A national backlog of B and C waste has been building for three years. And, while EnergySolutions has promoted downblending as a disposal solution, a new radioactive waste site is coming online in Texas next month.

But Pacenza said the state radiation office decision could expose Utahns to more radiation than they want. His group used state records and industry inventories to calculate the increased radioactivity the state could expect each year if regulators approve blended waste as HEAL believes they are poised to do.

HEAL found that waste EnergySolutions buried in 2010 contained 7,450 curies of radiation, and that blended waste would mean an additional 19,184 to 28,470 curies each year.

"It's a bunch more radioactivity and radioactivity is dangerous," Pacenza said. "It's a game-changer."

Company spokesman Mark Walker insisted that, blended or not, any waste coming to the Utah site will meet the hazard limits in the company license and in state law.

"We will manage this material like we manage all material that is disposed of at Clive," in Tooele County, he said, adding that safety is the top priority.

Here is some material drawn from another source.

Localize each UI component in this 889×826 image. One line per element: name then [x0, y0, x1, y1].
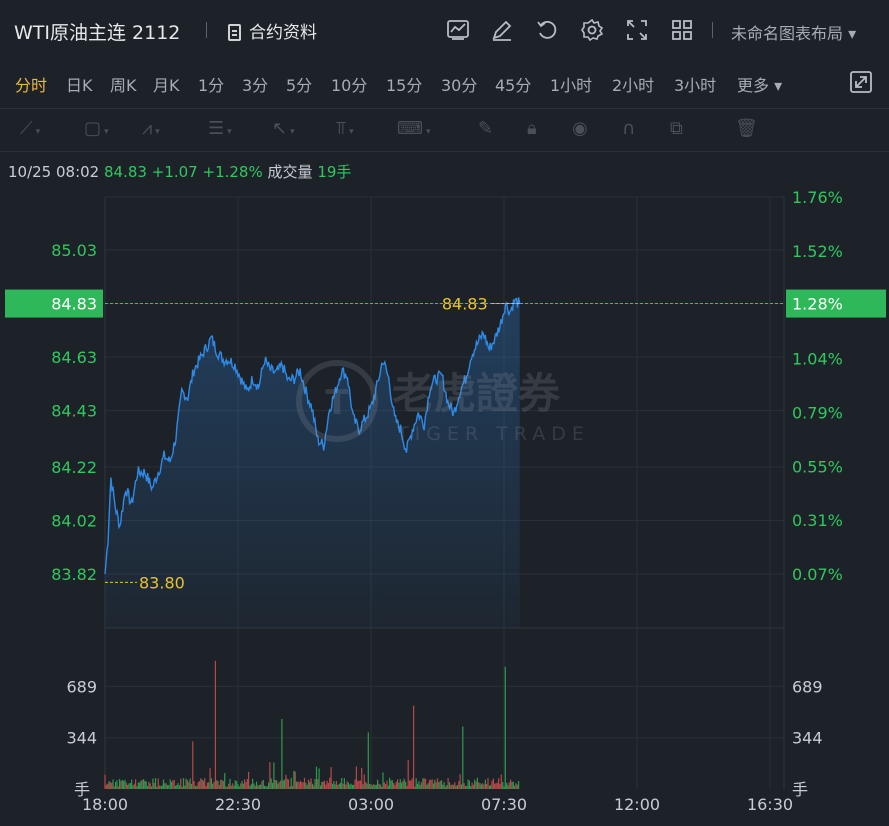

HEAL is scheduled to meet Thursday with Herbert's counsel, John Pearce.

"The governor has repeatedly stated his opposition to any waste that exceeds the level for which Utah is permitted," said spokeswoman Ally Isom, "as his primary concern is for the health, safety and welfare of the people of Utah."

Meanwhile, the state's radiation control board has yet to weigh in on the issue. Peter Jenkins, a health physicist and chairman of the board, noted that more radioactivity does not automatically mean a corresponding increase in hazard to the public.

He said EnergySolutions will be required to stay within its Class A hazard limits.

"Right now," Jenkins said, "they are far below their dose limits."